6.’The transition period would be used primarily to tweak the EFTA Convention so that we can participate in a customs union with the EU.’ To tweak the EFTA convention to allow for what would amount to further British exceptionalism when the goodwill towards us has been exhausted. Allowing for some kind of EEA + EU-UK Customs Union is likely to be unacceptable to the existing EEA-EFTA members, where none of them is in the EU’s Customs Union. It would also raise huge problems for EFTA itself when negotiating free trade agreements internationally, if the UK, as one of its members, had its hands tied due to it being in a Customs Union with the EU.

7.’It commands a parliamentary majority. In June, 76 Labour MPs defied the whip to vote for the Lords’ EEA amendment to the trade bill – Labour’s largest rebellion in history. Conversations across the House of Commons show that there is a very significant number of Conservative MPs who will support an EEA-based Brexit once the prime minister’s deal has been voted down. If just one of the major parties were to whip in favour then it would be sure to secure a majority.’ What is the evidence to back this up? Some MPs, including Stephen and the Tory MP Nick Boles have argued that Parliament should consider this option but in reality the one option attracting parliamentary support across the political spectrum is to allow the people to have the final say on the process in the form of a People’s Vote.

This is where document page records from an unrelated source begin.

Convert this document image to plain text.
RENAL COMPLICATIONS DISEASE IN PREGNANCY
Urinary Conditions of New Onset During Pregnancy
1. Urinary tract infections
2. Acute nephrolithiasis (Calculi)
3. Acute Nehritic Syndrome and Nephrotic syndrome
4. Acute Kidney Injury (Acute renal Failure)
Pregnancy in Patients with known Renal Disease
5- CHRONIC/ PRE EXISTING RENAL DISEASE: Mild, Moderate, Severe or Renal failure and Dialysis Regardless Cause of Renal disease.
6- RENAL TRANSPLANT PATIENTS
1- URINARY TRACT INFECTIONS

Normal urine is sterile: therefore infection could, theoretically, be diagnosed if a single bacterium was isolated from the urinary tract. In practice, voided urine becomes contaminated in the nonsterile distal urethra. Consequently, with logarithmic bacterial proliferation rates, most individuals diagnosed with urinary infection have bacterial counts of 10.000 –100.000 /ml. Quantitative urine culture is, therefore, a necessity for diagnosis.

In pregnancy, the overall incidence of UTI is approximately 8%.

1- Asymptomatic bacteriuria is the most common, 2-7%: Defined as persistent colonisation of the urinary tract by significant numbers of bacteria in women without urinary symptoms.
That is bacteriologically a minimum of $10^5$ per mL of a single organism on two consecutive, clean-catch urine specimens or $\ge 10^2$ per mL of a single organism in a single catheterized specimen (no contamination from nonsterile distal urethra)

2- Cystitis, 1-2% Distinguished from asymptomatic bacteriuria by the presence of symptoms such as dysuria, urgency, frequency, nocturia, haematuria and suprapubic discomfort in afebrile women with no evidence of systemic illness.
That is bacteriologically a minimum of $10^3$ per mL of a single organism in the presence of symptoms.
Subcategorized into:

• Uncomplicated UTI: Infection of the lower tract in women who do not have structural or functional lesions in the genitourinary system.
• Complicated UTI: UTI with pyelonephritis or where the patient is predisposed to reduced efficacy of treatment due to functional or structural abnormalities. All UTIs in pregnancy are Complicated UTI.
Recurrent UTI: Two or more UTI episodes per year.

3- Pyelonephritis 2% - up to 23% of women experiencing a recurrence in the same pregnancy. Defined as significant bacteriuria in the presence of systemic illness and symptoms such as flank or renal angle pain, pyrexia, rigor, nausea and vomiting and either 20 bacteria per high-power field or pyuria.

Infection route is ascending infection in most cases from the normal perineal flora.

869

8.’Finally, the EEA plus a customs union is the only form of Brexit that gets anywhere near meeting Labour’s six tests, and it also honours our conference resolution commitment to ‘full participation’ in the single market.’ Wrong. The EEA model does not fulfil Labour’s six tests as it is not the full single market due to agriculture and fisheries being excluded.

9. A further point which Stephen failed to elaborate on is that being inside the EEA would also harm our agricultural and fisheries sectors as, not being covered by the EEA, they would face import tariffs into the EU, making them less competitive in one of their largest markets and thus harming their sales and consequently farming and fishing communities.

10. Another point Stephen chooses to omit is that EEA members, such as Norway, also make payments to the EU, contributing to EU cohesion funds for newer EU member states. This means that payments into the EU would continue, whilst the UK would have no say over EU rules – essentially amounting to a situation of taxation without representation.

11. And finally (and perhaps fundamentally), as part of the European Economic Area, non-EU members have to accept all EU single market rules without having a say over them. This is hardly democratic and would put us in the bizarre position of having to be an EU ‘rule taker’, where once we would have had a seat around the negotiating table, framing these very rules.

MORE: STEPHEN KINNOCK: Forget a second vote – Norway is the only way to avoid the cliff

In a nutshell, it is doubtful that MPs, at this stage in the game, will look to a proposition which would turn this country from being a rule maker into a rule taker, would not solve the issue of the Irish border, would not help farming or fisheries communities, and, where there is no guarantee that it would be reformed to accommodate our interests. Far from having resolved the Brexit problem, it would lead to countless further arguments, dragging out the issue for years more. There are indeed viable policy alternatives to the deal which is being presented by the Government but the ‘Norway’ option is not seen by most people as one of them.